[PATCH] D72146: [DSE] Add first version of MemorySSA-backed DSE.

Tyker via Phabricator via llvm-commits llvm-commits at lists.llvm.org
Mon Jan 6 10:35:11 PST 2020


Tyker added inline comments.


================
Comment at: llvm/lib/Transforms/Scalar/DeadStoreElimination.cpp:1678
+    // then it's leaked by this function anyways.
+    else if (isAllocLikeFn(&I, &TLI) && !PointerMayBeCaptured(&I, false, true))
+      NonEscapingStackObjects.insert(&I);
----------------
fhahn wrote:
> Tyker wrote:
> > fhahn wrote:
> > > Tyker wrote:
> > > > `PointerMayBeCaptured(&I, false, true)`
> > > > i think we should care about return capture here. if the pointer is returned the content is observable.
> > > As long as we do not use it for eliminating stores due to reaching the end of the walk, it should be fine to ignore return captures. I think all we care about here is that they are not known to the caller, so it is safe to eliminate stores even if we encounter a function that may throw.
> > > 
> > > After thinking a bit more, I think we do not need to check for capturing here at all. Function calls are modeled in MemorySSA and we currently treat them as aliasing everything. So if a pointer escapes to such a function, we would catch that through the MemorySSA.
> > > 
> > > I've renamed NonEscpaingStackObjects to make it a bit clearer and also added more explanation in comments.
> > ok. in the with the current uses not checking the return seems correct.
> > 
> > but not checking at all for capture doesn't seem correct.
> > capturing function calls can be anywhere in the function not necessarily between the 2 stores so they may not be reached by a MemorySSA traversal. and the throw may be attributed such that it doesn't appear in MemorySSA.
> > removing `store i8 2, i8* %call, align 1` is not legal in the following example.
> > 
> > ```
> > define void @f() {
> >   %call = call i8* @malloc(i32 1)
> >   call void @may_capture(i8* %call)
> >   store i8 2, i8* %call, align 1
> >   call void @may_throw()
> >   store i8 3, i8* %call, align 1
> >   ret void
> > }
> > 
> > declare i8* @malloc(i32)
> > declare void @may_capture(i8*)
> > declare void @may_throw() readnone
> > ```
> Ah right, I think it basically boils down to whether readnone functions can throw or not. I think from the definition in the langref, for C/C++, they cannot throw exceptions (or modify any state visible to the caller). 
> 
> But you are right, after another reading I realized that it states that there may be other mechanisms that may throw without modifying visible state in other languages. I'll bring back the check. I wonder if there's a way to allow skipping the checks for C/C++.
If all throwing instruction where in MemorySSA. We wouldn't need any checking of throwing instruction outside of the MemorySSA traversal this would simplify and most likely speedup the pass.

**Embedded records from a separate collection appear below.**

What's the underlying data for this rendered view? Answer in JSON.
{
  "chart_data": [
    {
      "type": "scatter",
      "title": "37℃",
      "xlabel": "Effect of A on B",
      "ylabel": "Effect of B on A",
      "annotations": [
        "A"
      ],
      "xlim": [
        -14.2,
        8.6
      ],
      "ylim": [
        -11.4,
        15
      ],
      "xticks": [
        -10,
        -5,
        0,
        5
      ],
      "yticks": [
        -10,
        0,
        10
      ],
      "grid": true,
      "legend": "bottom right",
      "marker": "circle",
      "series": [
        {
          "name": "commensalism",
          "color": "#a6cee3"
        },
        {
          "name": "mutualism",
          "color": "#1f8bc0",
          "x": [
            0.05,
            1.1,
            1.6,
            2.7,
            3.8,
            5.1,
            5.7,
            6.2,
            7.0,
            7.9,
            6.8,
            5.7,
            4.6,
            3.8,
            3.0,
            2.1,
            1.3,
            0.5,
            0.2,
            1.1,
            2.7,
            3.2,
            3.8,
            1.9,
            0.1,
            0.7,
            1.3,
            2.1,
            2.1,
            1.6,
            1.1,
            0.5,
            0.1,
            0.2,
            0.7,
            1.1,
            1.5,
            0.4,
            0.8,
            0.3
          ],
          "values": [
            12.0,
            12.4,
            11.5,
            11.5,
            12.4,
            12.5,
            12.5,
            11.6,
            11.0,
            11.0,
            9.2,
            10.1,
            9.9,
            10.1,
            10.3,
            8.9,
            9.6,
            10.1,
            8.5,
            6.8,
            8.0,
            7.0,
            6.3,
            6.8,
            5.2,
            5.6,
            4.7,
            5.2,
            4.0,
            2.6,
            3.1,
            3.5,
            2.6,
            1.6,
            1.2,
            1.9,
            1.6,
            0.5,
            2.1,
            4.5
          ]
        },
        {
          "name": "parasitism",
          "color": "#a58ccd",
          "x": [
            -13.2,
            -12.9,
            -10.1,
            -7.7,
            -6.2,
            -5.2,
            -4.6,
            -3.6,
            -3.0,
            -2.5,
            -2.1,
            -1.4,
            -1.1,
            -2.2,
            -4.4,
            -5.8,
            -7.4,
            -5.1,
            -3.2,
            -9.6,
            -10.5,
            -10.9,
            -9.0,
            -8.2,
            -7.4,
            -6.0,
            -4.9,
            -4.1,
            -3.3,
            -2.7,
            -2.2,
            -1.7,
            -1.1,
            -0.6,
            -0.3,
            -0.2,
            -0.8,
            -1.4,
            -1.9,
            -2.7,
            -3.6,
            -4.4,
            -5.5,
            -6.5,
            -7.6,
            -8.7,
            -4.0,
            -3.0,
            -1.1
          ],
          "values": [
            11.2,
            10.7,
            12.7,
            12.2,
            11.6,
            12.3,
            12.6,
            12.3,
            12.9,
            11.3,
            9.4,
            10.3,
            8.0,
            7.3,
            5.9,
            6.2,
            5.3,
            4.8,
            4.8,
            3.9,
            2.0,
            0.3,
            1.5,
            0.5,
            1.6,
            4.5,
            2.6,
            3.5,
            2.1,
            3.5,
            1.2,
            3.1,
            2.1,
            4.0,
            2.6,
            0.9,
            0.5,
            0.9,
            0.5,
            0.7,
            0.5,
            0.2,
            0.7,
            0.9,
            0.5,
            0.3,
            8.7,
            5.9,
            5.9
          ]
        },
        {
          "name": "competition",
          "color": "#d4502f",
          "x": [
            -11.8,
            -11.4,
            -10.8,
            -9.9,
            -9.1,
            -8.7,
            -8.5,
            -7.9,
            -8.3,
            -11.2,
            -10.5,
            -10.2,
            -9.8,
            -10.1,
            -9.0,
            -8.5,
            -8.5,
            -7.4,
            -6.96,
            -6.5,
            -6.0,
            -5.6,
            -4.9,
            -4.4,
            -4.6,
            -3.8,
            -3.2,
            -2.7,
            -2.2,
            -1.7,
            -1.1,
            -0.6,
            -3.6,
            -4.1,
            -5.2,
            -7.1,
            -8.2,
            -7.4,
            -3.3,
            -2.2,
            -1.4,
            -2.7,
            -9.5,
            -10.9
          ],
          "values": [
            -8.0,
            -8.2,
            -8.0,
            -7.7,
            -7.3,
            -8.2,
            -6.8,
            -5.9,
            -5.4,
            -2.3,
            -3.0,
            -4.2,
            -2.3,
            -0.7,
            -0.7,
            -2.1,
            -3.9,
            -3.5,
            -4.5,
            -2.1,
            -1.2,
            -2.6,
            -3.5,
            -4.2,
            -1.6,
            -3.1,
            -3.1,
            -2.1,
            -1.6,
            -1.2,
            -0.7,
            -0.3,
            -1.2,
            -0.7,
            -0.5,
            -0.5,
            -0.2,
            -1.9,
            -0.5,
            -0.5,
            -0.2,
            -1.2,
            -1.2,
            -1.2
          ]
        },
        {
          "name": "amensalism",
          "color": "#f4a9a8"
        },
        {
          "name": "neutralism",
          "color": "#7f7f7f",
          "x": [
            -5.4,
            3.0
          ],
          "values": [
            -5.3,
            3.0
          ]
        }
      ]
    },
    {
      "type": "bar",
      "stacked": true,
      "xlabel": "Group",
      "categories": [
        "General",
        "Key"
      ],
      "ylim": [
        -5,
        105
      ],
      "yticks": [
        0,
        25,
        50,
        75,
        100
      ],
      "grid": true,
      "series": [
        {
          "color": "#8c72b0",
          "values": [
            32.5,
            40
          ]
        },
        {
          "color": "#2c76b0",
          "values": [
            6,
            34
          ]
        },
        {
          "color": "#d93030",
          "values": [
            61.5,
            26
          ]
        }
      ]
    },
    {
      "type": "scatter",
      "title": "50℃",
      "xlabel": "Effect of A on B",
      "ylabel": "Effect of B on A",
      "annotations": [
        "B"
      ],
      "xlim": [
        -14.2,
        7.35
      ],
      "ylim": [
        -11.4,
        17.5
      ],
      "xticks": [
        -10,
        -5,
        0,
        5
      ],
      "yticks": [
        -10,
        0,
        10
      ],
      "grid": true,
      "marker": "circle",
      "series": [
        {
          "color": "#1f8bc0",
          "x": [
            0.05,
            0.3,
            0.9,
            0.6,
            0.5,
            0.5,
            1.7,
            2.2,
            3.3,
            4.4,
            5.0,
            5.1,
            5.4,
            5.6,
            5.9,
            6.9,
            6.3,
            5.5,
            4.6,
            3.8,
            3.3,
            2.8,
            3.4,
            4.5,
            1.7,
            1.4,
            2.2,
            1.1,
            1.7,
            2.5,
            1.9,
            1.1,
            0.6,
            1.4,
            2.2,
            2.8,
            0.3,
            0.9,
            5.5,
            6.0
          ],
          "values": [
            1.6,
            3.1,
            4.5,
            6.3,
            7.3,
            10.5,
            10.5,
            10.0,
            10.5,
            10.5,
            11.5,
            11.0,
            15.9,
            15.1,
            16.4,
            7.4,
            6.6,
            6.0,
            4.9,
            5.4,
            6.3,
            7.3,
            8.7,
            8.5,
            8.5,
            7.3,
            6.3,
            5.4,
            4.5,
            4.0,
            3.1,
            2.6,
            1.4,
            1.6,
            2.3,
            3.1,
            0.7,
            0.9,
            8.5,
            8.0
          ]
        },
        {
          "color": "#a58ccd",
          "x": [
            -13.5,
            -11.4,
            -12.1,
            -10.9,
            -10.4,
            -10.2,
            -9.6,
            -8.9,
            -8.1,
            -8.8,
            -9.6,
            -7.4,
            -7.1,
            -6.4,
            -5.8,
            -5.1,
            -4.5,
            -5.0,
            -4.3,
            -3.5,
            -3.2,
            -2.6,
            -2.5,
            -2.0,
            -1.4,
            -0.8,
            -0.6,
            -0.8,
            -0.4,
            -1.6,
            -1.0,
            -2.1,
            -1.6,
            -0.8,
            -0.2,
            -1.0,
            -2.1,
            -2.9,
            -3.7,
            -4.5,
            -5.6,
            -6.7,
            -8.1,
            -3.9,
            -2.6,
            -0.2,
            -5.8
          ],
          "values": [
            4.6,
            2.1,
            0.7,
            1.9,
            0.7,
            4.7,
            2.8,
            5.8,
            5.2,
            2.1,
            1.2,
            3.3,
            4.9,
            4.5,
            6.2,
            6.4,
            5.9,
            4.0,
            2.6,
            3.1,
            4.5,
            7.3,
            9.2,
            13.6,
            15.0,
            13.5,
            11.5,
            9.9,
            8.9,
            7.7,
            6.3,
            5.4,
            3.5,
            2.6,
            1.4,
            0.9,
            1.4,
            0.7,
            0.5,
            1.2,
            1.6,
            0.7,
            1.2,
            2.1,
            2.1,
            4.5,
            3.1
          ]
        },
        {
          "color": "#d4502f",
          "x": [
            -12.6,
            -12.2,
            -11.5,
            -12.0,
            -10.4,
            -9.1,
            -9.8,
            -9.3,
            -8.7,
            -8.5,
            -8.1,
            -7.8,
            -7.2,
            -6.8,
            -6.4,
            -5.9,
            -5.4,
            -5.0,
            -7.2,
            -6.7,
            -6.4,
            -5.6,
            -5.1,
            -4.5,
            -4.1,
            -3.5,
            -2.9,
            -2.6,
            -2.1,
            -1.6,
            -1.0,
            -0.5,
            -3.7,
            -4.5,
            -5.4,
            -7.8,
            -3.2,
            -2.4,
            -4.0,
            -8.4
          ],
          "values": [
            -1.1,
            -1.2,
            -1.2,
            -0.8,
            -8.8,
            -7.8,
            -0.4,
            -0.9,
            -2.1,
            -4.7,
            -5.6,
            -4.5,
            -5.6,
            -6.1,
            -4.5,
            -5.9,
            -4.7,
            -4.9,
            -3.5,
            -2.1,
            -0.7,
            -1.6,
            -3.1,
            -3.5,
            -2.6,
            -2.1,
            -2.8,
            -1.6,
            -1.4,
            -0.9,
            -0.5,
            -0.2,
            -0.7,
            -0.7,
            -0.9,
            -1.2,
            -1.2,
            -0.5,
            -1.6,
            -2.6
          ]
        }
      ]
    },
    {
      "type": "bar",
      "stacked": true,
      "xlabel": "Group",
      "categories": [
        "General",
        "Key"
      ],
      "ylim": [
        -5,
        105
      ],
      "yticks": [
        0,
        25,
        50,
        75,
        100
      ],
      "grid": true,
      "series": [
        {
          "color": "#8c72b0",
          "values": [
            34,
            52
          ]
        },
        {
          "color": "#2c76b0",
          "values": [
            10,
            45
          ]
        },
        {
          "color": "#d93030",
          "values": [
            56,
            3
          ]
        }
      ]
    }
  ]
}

I think that changing MemorySSA such that throwing instruction are in MemorySSA even if they don't access memory is probably the best solution. but we need the opinion of a maintainer of MemorySSA for this.
An other solution is just to check for throwing instruction not present in MemorySSA before proceeding with the function and if there is any fallback to what I did in my patch and check it separately.